Entenda por que adolescentes dormem mais tarde, quantas horas precisam dormir e como ajustar telas, estudos, cochilos e horários sem conflitos constantes.

Conteúdo educativo · Atualizado editorialmente em 25 de julho de 2026
Ilustração do artigo Sono na adolescência: por que o jovem dorme tarde e como melhorar a rotina

O adolescente demora para sentir sono, precisa acordar cedo para estudar e passa a manhã lutando contra o despertador. À noite, o ciclo recomeça. Para muitas famílias, essa rotina vira uma disputa sobre celular, horários e falta de disciplina.

Mas o sono na adolescência não depende de uma única escolha. Mudanças biológicas favorecem horários mais tardios, enquanto escola, deslocamento, tarefas, vida social, telas e estimulantes reduzem o tempo disponível para dormir.

Compreender essas causas ajuda a construir acordos mais realistas — sem tratar o jovem como preguiçoso e sem ignorar sinais que precisam de avaliação.

Neste artigoQuantas horas um adolescente precisa dormir?Por que o adolescente começa a sentir sono mais tarde?O conflito entre relógio biológico e horário escolarComo saber se o adolescente está dormindo poucoDormir até mais tarde no fim de semana resolve?Celular e sono: o problema não é somente a luzComo reduzir as telas sem criar uma guerraEstudar até tarde: quando o esforço começa a prejudicarCochilo à tarde ajuda ou atrapalha?Cafeína, pré-treinos e energéticosUma rotina que respeite a autonomia do adolescenteUm teste de sete noitesMelatonina para adolescentesQuando não é apenas falta de disciplinaSono, humor e saúde mentalQuando procurar ajuda profissionalResumo prático

Quantas horas um adolescente precisa dormir?

Adolescentes de 13 a 17 anos geralmente precisam de 8 a 10 horas de sono por dia. Essa faixa é uma referência populacional, não uma meta idêntica para todos.

Também é importante diferenciar tempo na cama de tempo dormindo. Deitar às 22h e permanecer acordado por uma hora não representa nove horas de sono até as 7h.

Além da duração, observe regularidade, despertares e funcionamento durante o dia.

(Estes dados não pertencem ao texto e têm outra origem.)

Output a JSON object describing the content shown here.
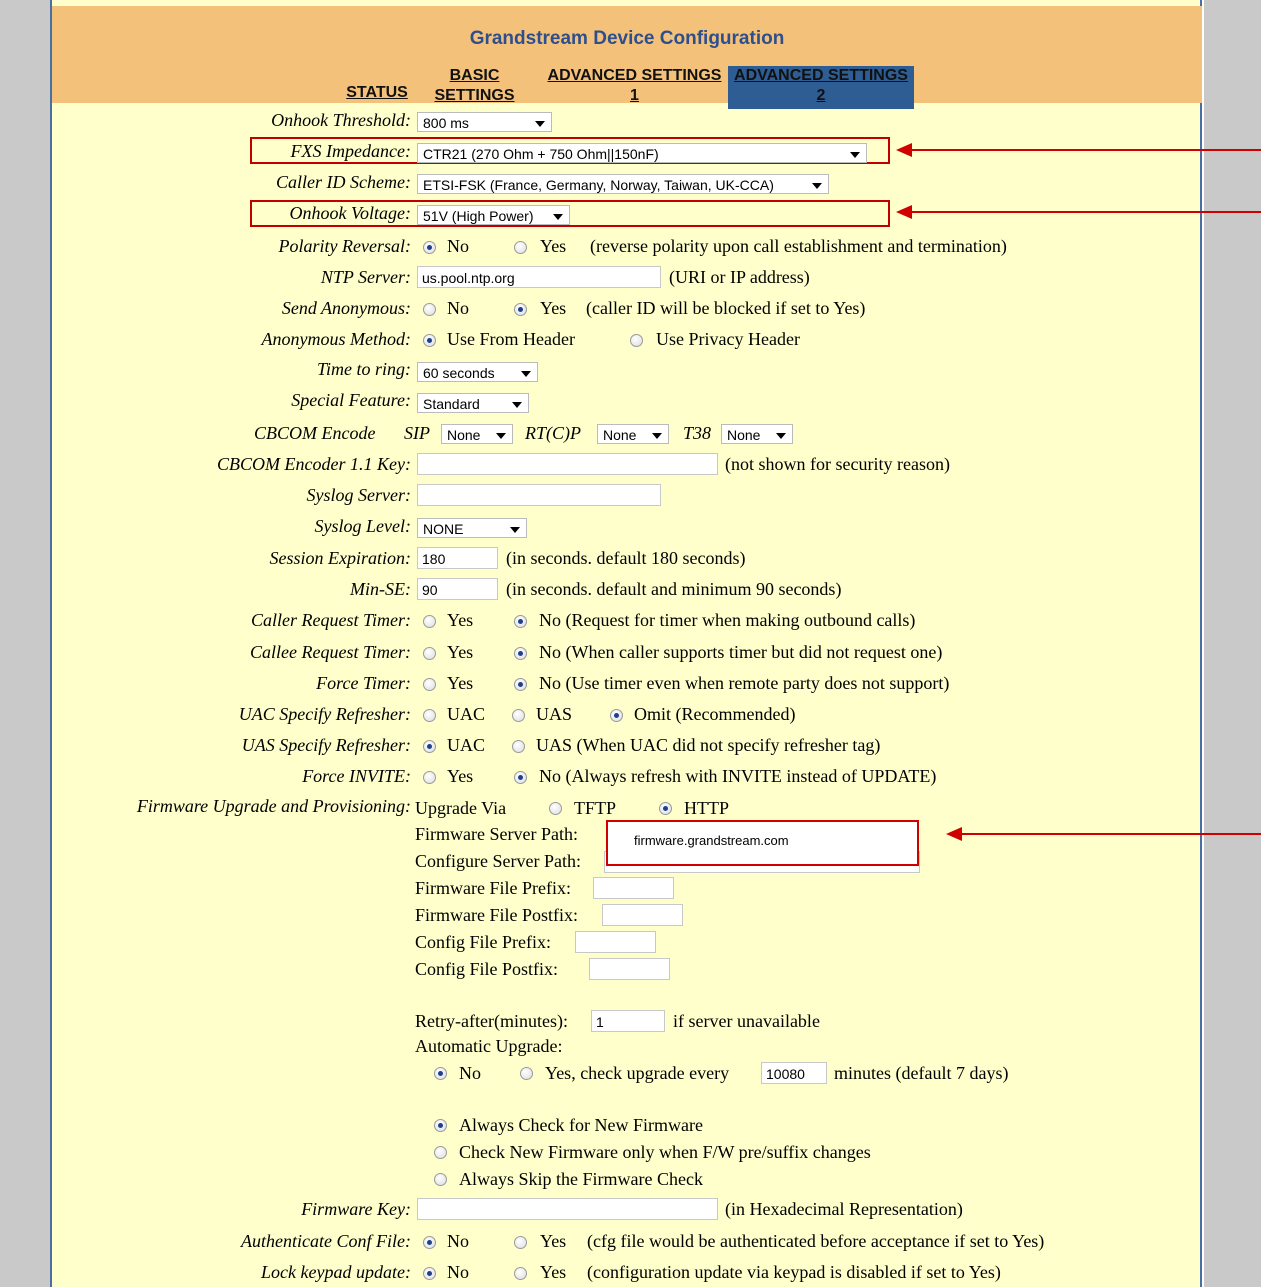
{
  "title": "Grandstream Device Configuration",
  "tabs": {
    "status": "STATUS",
    "basic": "BASIC SETTINGS",
    "adv1": "ADVANCED SETTINGS 1",
    "adv2": "ADVANCED SETTINGS 2"
  },
  "fields": {
    "onhook_threshold": {
      "label": "Onhook Threshold:",
      "value": "800 ms"
    },
    "fxs_impedance": {
      "label": "FXS Impedance:",
      "value": "CTR21 (270 Ohm + 750 Ohm||150nF)"
    },
    "caller_id": {
      "label": "Caller ID Scheme:",
      "value": "ETSI-FSK (France, Germany, Norway, Taiwan, UK-CCA)"
    },
    "onhook_voltage": {
      "label": "Onhook Voltage:",
      "value": "51V (High Power)"
    },
    "polarity": {
      "label": "Polarity Reversal:",
      "no": "No",
      "yes": "Yes",
      "note": "(reverse polarity upon call establishment and termination)"
    },
    "ntp": {
      "label": "NTP Server:",
      "value": "us.pool.ntp.org",
      "note": "(URI or IP address)"
    },
    "send_anon": {
      "label": "Send Anonymous:",
      "no": "No",
      "yes": "Yes",
      "note": "(caller ID will be blocked if set to Yes)"
    },
    "anon_method": {
      "label": "Anonymous Method:",
      "opt1": "Use From Header",
      "opt2": "Use Privacy Header"
    },
    "time_to_ring": {
      "label": "Time to ring:",
      "value": "60 seconds"
    },
    "special_feature": {
      "label": "Special Feature:",
      "value": "Standard"
    },
    "cbcom": {
      "label": "CBCOM Encode",
      "sip": "SIP",
      "sip_val": "None",
      "rtcp": "RT(C)P",
      "rtcp_val": "None",
      "t38": "T38",
      "t38_val": "None"
    },
    "cbcom_key": {
      "label": "CBCOM Encoder 1.1 Key:",
      "note": "(not shown for security reason)"
    },
    "syslog_server": {
      "label": "Syslog Server:"
    },
    "syslog_level": {
      "label": "Syslog Level:",
      "value": "NONE"
    },
    "session_exp": {
      "label": "Session Expiration:",
      "value": "180",
      "note": "(in seconds. default 180 seconds)"
    },
    "min_se": {
      "label": "Min-SE:",
      "value": "90",
      "note": "(in seconds. default and minimum 90 seconds)"
    },
    "caller_timer": {
      "label": "Caller Request Timer:",
      "yes": "Yes",
      "no": "No (Request for timer when making outbound calls)"
    },
    "callee_timer": {
      "label": "Callee Request Timer:",
      "yes": "Yes",
      "no": "No (When caller supports timer but did not request one)"
    },
    "force_timer": {
      "label": "Force Timer:",
      "yes": "Yes",
      "no": "No (Use timer even when remote party does not support)"
    },
    "uac_refresher": {
      "label": "UAC Specify Refresher:",
      "uac": "UAC",
      "uas": "UAS",
      "omit": "Omit (Recommended)"
    },
    "uas_refresher": {
      "label": "UAS Specify Refresher:",
      "uac": "UAC",
      "uas": "UAS (When UAC did not specify refresher tag)"
    },
    "force_invite": {
      "label": "Force INVITE:",
      "yes": "Yes",
      "no": "No (Always refresh with INVITE instead of UPDATE)"
    },
    "firmware": {
      "label": "Firmware Upgrade and Provisioning:",
      "upgrade_via": "Upgrade Via",
      "tftp": "TFTP",
      "http": "HTTP",
      "fw_server_path": "Firmware Server Path:",
      "cfg_server_path": "Configure Server Path:",
      "fw_prefix": "Firmware File Prefix:",
      "fw_postfix": "Firmware File Postfix:",
      "cfg_prefix": "Config File Prefix:",
      "cfg_postfix": "Config File Postfix:",
      "retry": "Retry-after(minutes):",
      "retry_val": "1",
      "retry_note": "if server unavailable",
      "auto_upgrade": "Automatic Upgrade:",
      "auto_no": "No",
      "auto_yes": "Yes, check upgrade every",
      "auto_val": "10080",
      "auto_note": "minutes (default 7 days)",
      "always_check": "Always Check for New Firmware",
      "check_when": "Check New Firmware only when F/W pre/suffix changes",
      "always_skip": "Always Skip the Firmware Check"
    },
    "firmware_key": {
      "label": "Firmware Key:",
      "note": "(in Hexadecimal Representation)"
    },
    "auth_conf": {
      "label": "Authenticate Conf File:",
      "no": "No",
      "yes": "Yes",
      "note": "(cfg file would be authenticated before acceptance if set to Yes)"
    },
    "lock_keypad": {
      "label": "Lock keypad update:",
      "no": "No",
      "yes": "Yes",
      "note": "(configuration update via keypad is disabled if set to Yes)"
    }
  },
  "callout": {
    "text": "firmware.grandstream.com"
  },
  "colors": {
    "header": "#f4c17b",
    "panel": "#ffffcc",
    "title": "#2e4f8c",
    "highlight": "#c00000"
  }
}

Leia também: Quantas horas de sono realmente precisamos?

Por que o adolescente começa a sentir sono mais tarde?

Durante a puberdade, o ritmo circadiano tende a se deslocar. O jovem pode demorar mais para sentir sono à noite, embora continue precisando de várias horas de descanso.

Isso não significa que toda dificuldade seja inevitável ou apenas biológica. Luz, horários, atividades noturnas e hábitos também influenciam o relógio do organismo.

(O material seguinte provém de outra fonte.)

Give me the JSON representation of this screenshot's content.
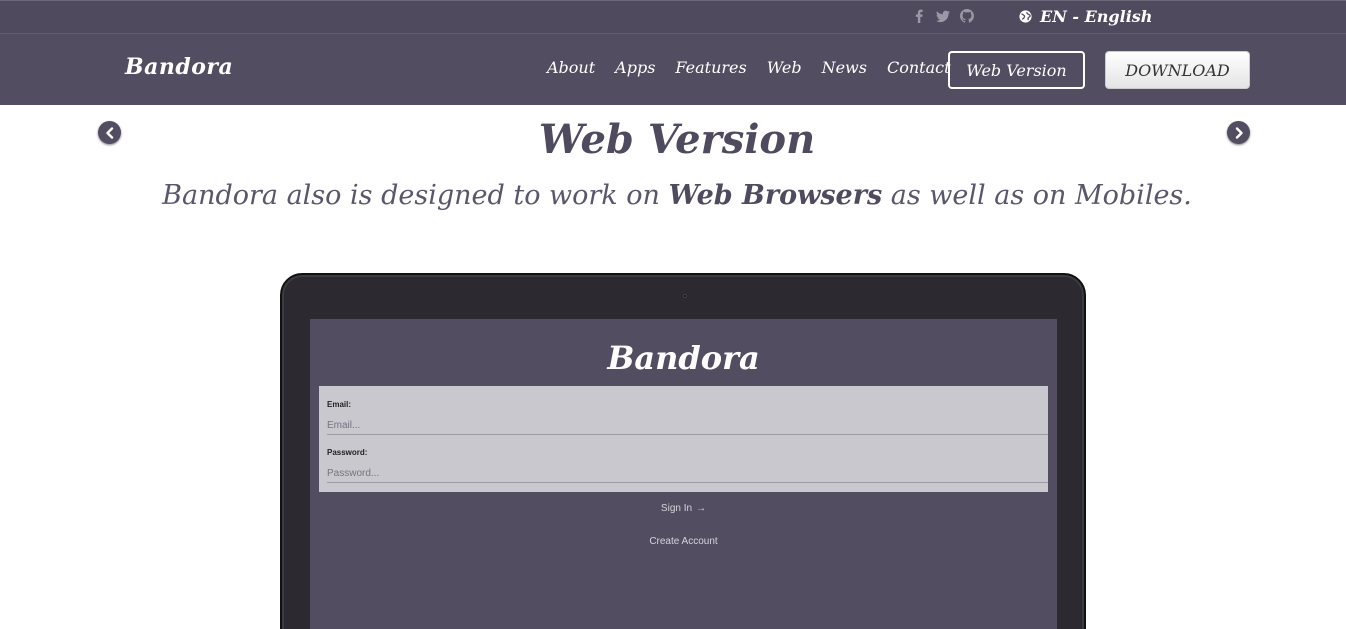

Reconhecer essa mudança evita interpretar automaticamente a dificuldade para dormir e acordar como preguiça ou desafio à autoridade.

Leia também: Como o sono funciona: relógio biológico, pressão do sono e ciclos

O conflito entre relógio biológico e horário escolar

O problema aparece quando o sono chega mais tarde, mas o horário de acordar continua muito cedo. Aulas, deslocamento, tarefas, cursos, esportes e vida social podem comprimir ainda mais a noite.

Muitas vezes não existe um único culpado. O celular pode contribuir, mas retirar o aparelho sem rever a carga de tarefas e os horários raramente resolve todo o problema.

Quando possível, a família pode mapear quais compromissos são fixos, quais podem ser reorganizados e quanto tempo realmente sobra para o sono.

Como saber se o adolescente está dormindo pouco

A quantidade de sono precisa ser avaliada junto com o impacto no cotidiano. Observe se os sinais são frequentes, persistentes e aparecem em mais de um ambiente.

  • Dificuldade intensa para acordar e necessidade de vários alarmes.
  • Irritabilidade ou lentidão acentuada pela manhã.
  • Sonolência nas aulas, deslocamentos ou atividades.
  • Cochilos involuntários.
  • Queda de atenção, memória ou rendimento.
  • Maior impulsividade e dificuldade para controlar emoções.
  • Necessidade de dormir muito mais nos fins de semana.
  • Uso constante de cafeína ou energéticos para conseguir funcionar.

Dormir até mais tarde no fim de semana resolve?

Dormir mais nos dias livres pode aliviar parte do cansaço, mas não apaga completamente uma semana de sono insuficiente. Uma diferença muito grande entre os horários da semana e do fim de semana também pode atrasar o relógio e tornar o retorno às aulas mais difícil.

O objetivo não é impor o mesmo minuto todos os dias. Uma variação moderada e sustentável costuma ser mais realista do que alternar entre manhãs muito cedo e tardes inteiras na cama.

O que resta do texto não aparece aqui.